MET’s How to Succeed revival falls short of an MBA

I’d never seen How to Succeed in Business Without Really Trying, though the get-rich-quick title is a familiar cultural concept, and one of its songs, “The Brotherhood of Man,” is familiar to anyone who has watched the Tony Awards or the Macy’s Thanksgiving Day Parade telecast in recent times.

Based on a satirical 1952 book of the same name, How to Succeed premiered in New York in 1961 and won a gaggle of awards the following year: seven Tonys, the Pulitzer Prize for Drama, the New York Drama Critics Circle Award. Half a century later, the Metropolitan Ensemble Theatre has revived it, and I was curious.
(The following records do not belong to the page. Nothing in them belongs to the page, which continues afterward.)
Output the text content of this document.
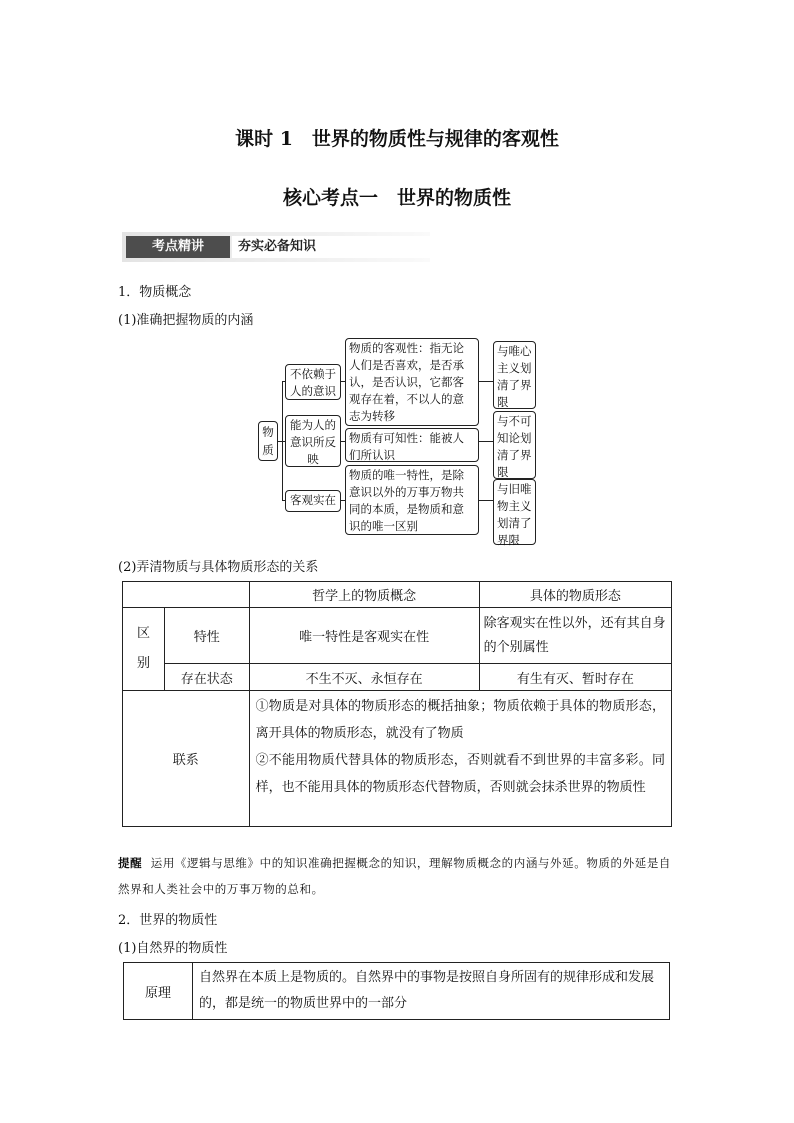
课时 1　世界的物质性与规律的客观性
核心考点一　世界的物质性
考点精讲	夯实必备知识
1．物质概念
(1)准确把握物质的内涵
物质
不依赖于人的意识
能为人的意识所反映
客观实在
物质的客观性：指无论人们是否喜欢，是否承认，是否认识，它都客观存在着，不以人的意志为转移
物质有可知性：能被人们所认识
物质的唯一特性，是除意识以外的万事万物共同的本质，是物质和意识的唯一区别
与唯心主义划清了界限
与不可知论划清了界限
与旧唯物主义划清了界限
(2)弄清物质与具体物质形态的关系
		哲学上的物质概念	具体的物质形态

区别	特性	唯一特性是客观实在性	除客观实在性以外，还有其自身的个别属性
	存在状态	不生不灭、永恒存在	有生有灭、暂时存在
联系		①物质是对具体的物质形态的概括抽象；物质依赖于具体的物质形态，离开具体的物质形态，就没有了物质
②不能用物质代替具体的物质形态，否则就看不到世界的丰富多彩。同样，也不能用具体的物质形态代替物质，否则就会抹杀世界的物质性	
提醒 运用《逻辑与思维》中的知识准确把握概念的知识，理解物质概念的内涵与外延。物质的外延是自然界和人类社会中的万事万物的总和。
2．世界的物质性
(1)自然界的物质性
原理	自然界在本质上是物质的。自然界中的事物是按照自身所固有的规律形成和发展的，都是统一的物质世界中的一部分
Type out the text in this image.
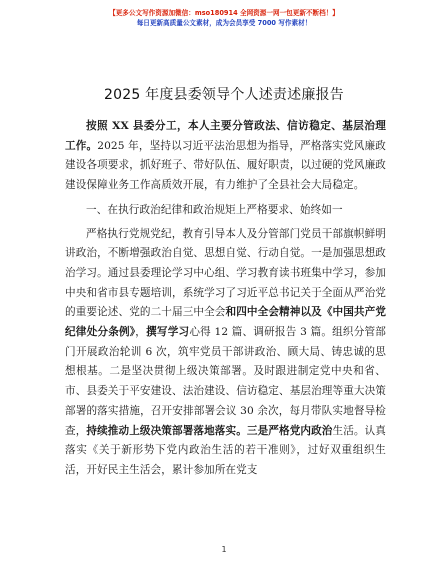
【更多公文写作资源加微信：mso180914 全网资源一网一包更新不断档！】
每日更新高质量公文素材，成为会员享受 7000 写作素材！
2025 年度县委领导个人述责述廉报告

按照 XX 县委分工，本人主要分管政法、信访稳定、基层治理工作。2025 年，坚持以习近平法治思想为指导，严格落实党风廉政建设各项要求，抓好班子、带好队伍、履好职责，以过硬的党风廉政建设保障业务工作高质效开展，有力维护了全县社会大局稳定。

一、在执行政治纪律和政治规矩上严格要求、始终如一

严格执行党规党纪，教育引导本人及分管部门党员干部旗帜鲜明讲政治，不断增强政治自觉、思想自觉、行动自觉。一是加强思想政治学习。通过县委理论学习中心组、学习教育读书班集中学习，参加中央和省市县专题培训，系统学习了习近平总书记关于全面从严治党的重要论述、党的二十届三中全会和四中全会精神以及《中国共产党纪律处分条例》，撰写学习心得 12 篇、调研报告 3 篇。组织分管部门开展政治轮训 6 次，筑牢党员干部讲政治、顾大局、铸忠诚的思想根基。二是坚决贯彻上级决策部署。及时跟进制定党中央和省、市、县委关于平安建设、法治建设、信访稳定、基层治理等重大决策部署的落实措施，召开安排部署会议 30 余次，每月带队实地督导检查，持续推动上级决策部署落地落实。三是严格党内政治生活。认真落实《关于新形势下党内政治生活的若干准则》，过好双重组织生活，开好民主生活会，累计参加所在党支

1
For one thing, I wondered: Is it dated? Well, yes — but recent revivals (with Matthew Broderick in 1995, with John Larroquette and Daniel Radcliffe in 2011) have been produced for a reason: Frank Loesser’s songs and Abe Burrows, Jack Weinstock and Willie Gilbert’s book spoof workplace politics and corporate America in ways that still feel relevant. “By George, ethical behavior always pays,” says the young protagonist, J. Pierrepont Finch. It was always a joke, and it’s bitterly funny now.

That’s not to excuse the play’s sexist 1960s sensibilities: sexy, dippy or lovelorn secretaries; songs such as “Happy to Keep His Dinner Warm,” sung by the secretary Rosemary (Mandy Morris, also the show’s choreographer). But if these aspects must be taken in stride, the performances in this production are pitched at an appropriately over-the-top level.

A lowly window washer at the World Wide Wicket Co. when the show begins, the ambitious Finch (played by the talented Phil Newman, who is surely also on the rise) reads from the book How to Succeed in Business Without Really Trying while working the squeegee with his other hand. He wants only to get ahead. Romance goes with the job package in Rosemary, who has her own designs.

The company’s president, clueless J.B. Biggley (Bob Paisley, the show’s other anchor), should be concerned. His nephew, Bud Frump (Tony Beasley), who relies on nepotism, clearly senses a competitor in Finch. But Biggley is losing his sense over the vapid Hedy LaRue (Celia Gannon), a head-turning old flame who shows up to take a “position.”

Scenes with Newman and Paisley are seamless and funny highlights of the show. So, too, are some musical numbers, and the skillful physical comedy, especially by Beasley and Newman. (The exuberant Newman thinks on his feet as fast as he moves them.) But the show needs more than those moments deliver.

Frequent and time-consuming scene changes in this three-hour production disrupt continuity, and some songs just run too long: “A Secretary Is Not a Toy” and “Coffee Break,” about needing coffee, whose routine devolved into zombie movements with something inside of me dies. Timing matters, and this show’s pace needs to keep tempo with Finch’s rapid rise.

As staged here, Act 1 runs more than 90 minutes. And it’s big, with 22 actors. This isn’t the first time that director Karen Paisley has amassed a large cast in the MET space — Pride and Prejudice and The Kentucky Cycle come to mind. But while those were balletically blocked, the setup here feels claustrophobic, and it seemed that cast members were being careful not to step on one another’s toes.

It’s common practice at MET to reconfigure seating and stage to fit a play’s needs, and this production’s containment is clever if crowded (set design by the Paisleys). The offices of the story’s World Wide Wicket Co. — including the elevator doors — use the theater’s entryway, with a set of stairs wrapping around the doorway’s sides to an upper “executive” level.

The animated supporting cast members give this show their all, but their vehicle is unwieldy and runs out of gas in the second act. It remains entertaining in places, especially “I Believe in You,” sung by Newman with the men’s ensemble. (A chirpy “Cinderella, Darling,” on the other hand, lacked enough rehearsal.) But a pivotal scene lost its momentum, and dialogue and lyrics during the performance I saw were often drowned out by the recorded music (or lost to sound gaps).

Yet I found myself humming “The Brotherhood of Man” the following day and thinking about a character’s “bold caution.” This community theater isn’t cautious, and it’s certainly bold.